Apa yang menimpa Lesti ini menambah panjang daftar kasus KDRT di Indonesia. Catatan Tahunan (CATAHU) 2020 Komnas Perempuan yang diterbitkan pada 5 Maret 2021 menunjukkan sepanjang tahun 2020 terdapat 299.911 kasus kekerasan terhadap perempuan.
Dari 299.911 kasus ini, sebanyak 291.677 kasus ditangani oleh Pengadilan Negeri/Pengadilan Agama, 8.234 kasus oleh lembaga layanan mitra Komnas Perempuan dan 2.389 kasus oleh Unit Pelayanan dan Rujukan (UPR) Komnas Perempuan.
Dari 8.234 kasus yang ditangani oleh lembaga layanan mitra Komnas Perempuan, kekerasan di ranah personal atau disebut KDRT (Kekerasan Dalam Rumah Tangga) menempati urutan tertinggi dengan jumlah 6.480 kasus (79%), dengan kekerasan terhadap istri di peringkat pertama, yaitu 3.221 kasus (50%).
Bentuk kekerasan yang paling mendominasi adalah kekerasan fisik dengan 2.025 kasus (31%), disusul oleh kekerasan seksual 1.983 kasus (30%), psikis 1.792 kasus (28%) dan ekonomi 680 kasus (10%).
Jumlah yang tercatat ini bisa jadi lebih besar sebab ada juga kasus-kasus KDRT yang tidak dilaporkan.
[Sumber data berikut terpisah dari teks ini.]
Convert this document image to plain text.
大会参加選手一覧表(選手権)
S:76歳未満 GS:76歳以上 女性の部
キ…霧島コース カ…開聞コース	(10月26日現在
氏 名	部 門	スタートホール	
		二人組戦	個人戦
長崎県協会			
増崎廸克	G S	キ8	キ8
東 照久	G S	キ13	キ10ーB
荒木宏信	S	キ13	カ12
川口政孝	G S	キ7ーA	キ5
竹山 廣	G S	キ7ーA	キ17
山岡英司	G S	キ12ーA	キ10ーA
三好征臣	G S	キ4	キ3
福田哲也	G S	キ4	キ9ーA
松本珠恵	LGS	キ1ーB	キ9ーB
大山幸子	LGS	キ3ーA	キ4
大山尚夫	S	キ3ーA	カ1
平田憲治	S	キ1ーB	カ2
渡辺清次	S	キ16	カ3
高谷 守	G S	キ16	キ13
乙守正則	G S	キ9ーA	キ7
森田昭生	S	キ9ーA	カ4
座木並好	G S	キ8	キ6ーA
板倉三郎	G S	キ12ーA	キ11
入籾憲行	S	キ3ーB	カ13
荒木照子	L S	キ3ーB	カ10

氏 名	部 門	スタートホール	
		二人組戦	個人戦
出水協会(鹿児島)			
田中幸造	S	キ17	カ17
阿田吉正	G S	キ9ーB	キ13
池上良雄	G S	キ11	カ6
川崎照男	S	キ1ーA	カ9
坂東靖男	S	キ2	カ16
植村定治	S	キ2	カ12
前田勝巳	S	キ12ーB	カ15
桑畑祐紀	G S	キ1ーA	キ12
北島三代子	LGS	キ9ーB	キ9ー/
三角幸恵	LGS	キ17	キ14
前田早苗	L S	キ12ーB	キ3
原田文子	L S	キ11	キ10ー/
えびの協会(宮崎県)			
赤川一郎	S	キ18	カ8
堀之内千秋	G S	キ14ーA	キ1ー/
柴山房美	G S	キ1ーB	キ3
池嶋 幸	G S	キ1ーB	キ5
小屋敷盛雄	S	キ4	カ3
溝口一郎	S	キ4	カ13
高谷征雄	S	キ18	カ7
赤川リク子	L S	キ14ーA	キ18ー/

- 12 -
Penyelesaian secara kekeluargaan, meski dilakukan untuk menutupi aib, tidak menjamin di kemudian hari kejadian serupa tidak akan terulang kembali. Hal ini membuat KDRT menjadi fenomena gunung es dan seperti lingkaran setan yang sulit diputus.
Mengapa demikian?
Pertama, budaya patriarki yang menormalisasi KDRT
Dalam budaya patriarki, istri bukan diposisikan sebagai teman hidup dan mitra yang setara bagi suami. Ia diposisikan sebagai "pelayan" yang tidak boleh mengeluh.
Dituntut harus selalu bersih, rapi dan wangi. Tak peduli sebanyak apapun pekerjaannya dan selelah apapun fisik maupun mentalnya. Kalau tidak, nanti suami berpaling ke perempuan lain.